OWASP AppSec EU - SecDevOps, a view from the trenches - Abhay BhargavAbhay Bhargav
s its biggest bottleneck and security is becoming the most pervasive bottleneck in most DevOps practices. Teams are unable to come up with security practices that integrate into the DevOps lifecycle and ensure continuous and smooth delivery of applications to customers. In fact, security failures in DevOps amplify security flaws in production as they are delivered at scale. If DevOps should not be at odds with security, then we must find ways to achieve the following on priority:
- Integrate effective threat modeling into Agile development practices
- Introduce Security Automation into Continuous Integration
- Integrate Security Automation into Continuous Deployment
While there are other elements like SAST and Monitoring that are important to SecDevOps, my talk will essentially focus on these three elements with a higher level of focus on Security Automation. In my talk, I will explore the following, with reference to the topic:
- The talk will be replete with anecdotes from personal consulting and penetration testing experiences.
- I will briefly discuss Threat Modeling and its impact on DevOps. I will use examples to demonstrate practical ways that one can use threat modeling effectively to break down obstacles and create security automation that reduces the security bottleneck in the later stages of the DevOps cycle.

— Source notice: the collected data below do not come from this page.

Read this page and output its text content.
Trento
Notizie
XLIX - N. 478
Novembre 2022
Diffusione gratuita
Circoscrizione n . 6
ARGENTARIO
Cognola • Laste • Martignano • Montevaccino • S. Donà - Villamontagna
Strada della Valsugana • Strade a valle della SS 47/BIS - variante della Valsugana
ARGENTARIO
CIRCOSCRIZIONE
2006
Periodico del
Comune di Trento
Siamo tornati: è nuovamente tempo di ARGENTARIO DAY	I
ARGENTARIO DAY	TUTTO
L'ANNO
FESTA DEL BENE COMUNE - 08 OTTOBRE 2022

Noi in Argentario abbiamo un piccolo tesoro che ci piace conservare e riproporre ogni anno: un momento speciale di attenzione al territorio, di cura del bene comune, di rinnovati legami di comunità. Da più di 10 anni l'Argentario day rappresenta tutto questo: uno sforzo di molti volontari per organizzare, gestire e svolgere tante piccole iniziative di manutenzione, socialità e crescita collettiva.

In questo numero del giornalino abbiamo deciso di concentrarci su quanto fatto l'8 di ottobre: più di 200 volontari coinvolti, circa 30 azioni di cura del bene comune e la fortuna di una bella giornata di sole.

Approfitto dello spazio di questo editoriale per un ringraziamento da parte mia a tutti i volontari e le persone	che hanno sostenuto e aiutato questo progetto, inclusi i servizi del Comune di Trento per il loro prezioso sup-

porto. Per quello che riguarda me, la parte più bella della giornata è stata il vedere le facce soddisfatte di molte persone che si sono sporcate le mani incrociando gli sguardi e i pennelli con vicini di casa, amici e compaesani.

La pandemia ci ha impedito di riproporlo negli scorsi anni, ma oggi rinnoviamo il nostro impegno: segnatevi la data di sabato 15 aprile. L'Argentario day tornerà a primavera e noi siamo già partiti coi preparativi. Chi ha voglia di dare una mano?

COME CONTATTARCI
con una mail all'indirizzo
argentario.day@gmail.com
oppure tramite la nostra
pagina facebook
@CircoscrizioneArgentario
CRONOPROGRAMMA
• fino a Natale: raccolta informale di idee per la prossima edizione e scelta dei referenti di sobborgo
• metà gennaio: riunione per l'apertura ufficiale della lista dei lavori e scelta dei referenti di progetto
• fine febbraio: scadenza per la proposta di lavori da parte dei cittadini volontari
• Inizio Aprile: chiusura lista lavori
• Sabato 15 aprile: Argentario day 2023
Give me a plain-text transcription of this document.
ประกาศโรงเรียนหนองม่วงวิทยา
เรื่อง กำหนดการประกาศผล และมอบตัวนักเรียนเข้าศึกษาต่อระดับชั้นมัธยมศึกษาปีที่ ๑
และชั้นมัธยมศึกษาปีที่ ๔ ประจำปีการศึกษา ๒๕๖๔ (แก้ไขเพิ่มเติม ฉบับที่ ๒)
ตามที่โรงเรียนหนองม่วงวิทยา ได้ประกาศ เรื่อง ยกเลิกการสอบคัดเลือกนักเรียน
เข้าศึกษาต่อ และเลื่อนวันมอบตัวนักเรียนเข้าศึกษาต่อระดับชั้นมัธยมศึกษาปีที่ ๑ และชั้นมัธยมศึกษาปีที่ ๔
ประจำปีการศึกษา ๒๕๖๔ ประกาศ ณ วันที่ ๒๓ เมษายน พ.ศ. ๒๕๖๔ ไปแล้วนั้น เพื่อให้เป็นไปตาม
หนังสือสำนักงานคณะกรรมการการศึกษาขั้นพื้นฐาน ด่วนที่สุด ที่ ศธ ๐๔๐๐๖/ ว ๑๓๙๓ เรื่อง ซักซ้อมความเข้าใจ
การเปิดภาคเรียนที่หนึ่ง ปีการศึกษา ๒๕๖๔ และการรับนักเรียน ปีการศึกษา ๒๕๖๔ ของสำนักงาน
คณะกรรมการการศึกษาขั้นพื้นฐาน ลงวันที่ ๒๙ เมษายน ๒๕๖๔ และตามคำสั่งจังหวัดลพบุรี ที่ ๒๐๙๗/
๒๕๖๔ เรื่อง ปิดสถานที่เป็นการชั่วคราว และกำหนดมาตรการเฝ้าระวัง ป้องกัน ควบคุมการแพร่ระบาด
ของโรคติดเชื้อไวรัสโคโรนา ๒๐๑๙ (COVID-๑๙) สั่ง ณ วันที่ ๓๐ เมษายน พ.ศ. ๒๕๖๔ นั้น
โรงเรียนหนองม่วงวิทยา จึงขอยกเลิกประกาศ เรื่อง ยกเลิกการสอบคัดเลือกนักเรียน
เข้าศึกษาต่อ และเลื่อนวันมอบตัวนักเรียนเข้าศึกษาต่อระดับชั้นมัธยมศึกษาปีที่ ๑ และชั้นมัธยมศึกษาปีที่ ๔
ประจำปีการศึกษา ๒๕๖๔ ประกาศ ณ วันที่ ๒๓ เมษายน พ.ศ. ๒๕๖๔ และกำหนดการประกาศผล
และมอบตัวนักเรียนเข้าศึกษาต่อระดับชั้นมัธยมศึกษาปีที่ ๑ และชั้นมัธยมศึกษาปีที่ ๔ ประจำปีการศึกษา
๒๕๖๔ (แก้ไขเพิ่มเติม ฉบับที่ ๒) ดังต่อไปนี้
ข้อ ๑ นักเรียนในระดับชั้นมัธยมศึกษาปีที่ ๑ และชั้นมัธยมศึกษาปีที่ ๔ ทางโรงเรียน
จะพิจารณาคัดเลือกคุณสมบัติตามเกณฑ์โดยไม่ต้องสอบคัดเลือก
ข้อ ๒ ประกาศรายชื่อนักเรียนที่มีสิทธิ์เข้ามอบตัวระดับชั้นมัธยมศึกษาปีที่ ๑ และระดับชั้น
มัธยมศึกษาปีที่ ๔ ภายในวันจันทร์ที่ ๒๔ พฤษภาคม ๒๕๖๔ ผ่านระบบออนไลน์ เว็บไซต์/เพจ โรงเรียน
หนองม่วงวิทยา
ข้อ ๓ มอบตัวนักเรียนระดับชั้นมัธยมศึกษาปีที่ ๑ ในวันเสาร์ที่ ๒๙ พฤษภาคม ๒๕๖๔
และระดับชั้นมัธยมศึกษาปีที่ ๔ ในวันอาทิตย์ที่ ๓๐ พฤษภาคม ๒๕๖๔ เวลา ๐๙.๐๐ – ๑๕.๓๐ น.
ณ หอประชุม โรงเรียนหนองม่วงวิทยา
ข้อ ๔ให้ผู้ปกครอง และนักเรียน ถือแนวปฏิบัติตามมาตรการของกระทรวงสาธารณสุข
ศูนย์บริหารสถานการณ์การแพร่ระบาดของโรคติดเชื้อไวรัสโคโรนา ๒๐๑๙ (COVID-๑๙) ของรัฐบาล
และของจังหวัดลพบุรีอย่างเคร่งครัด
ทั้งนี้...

- I firmly believe that Automated Web Vulnerability Assessment (using scanners) no matter how tuned, can only produce 30-40% of the actual results as opposed to a manual application penetration test. I find that scanning tools fail to identify most vulnerabilities with modern Web Services (REST. I will discuss examples and demonstrate how one can leverage automated vulnerability scanners (like ZAP, through its Python API) and simulate manual testing using a custom security automation suite. In Application Penetration Testing, its impossible to have a one size-fits all, but there’s no reason why we can’t deliver custom security automation to simulate most of the manual penetration testing to combine them into a custom security automation suite that integrates with CI tools like Jenkins and Travis. I intend to demonstrate the use a custom security test suite (written in Python that integrates with Jenkins), against an intentionally vulnerable e-commerce app.
- My talk will also detail automation to identify vulnerabilities in software libraries and components, integrated with CI tools.
- Finally, I will (with the use of examples and demos) explain how one can use “Infrastructure as Code” practice to perform pre and post deployment security checks, using tools like Chef, Puppet and Ansible.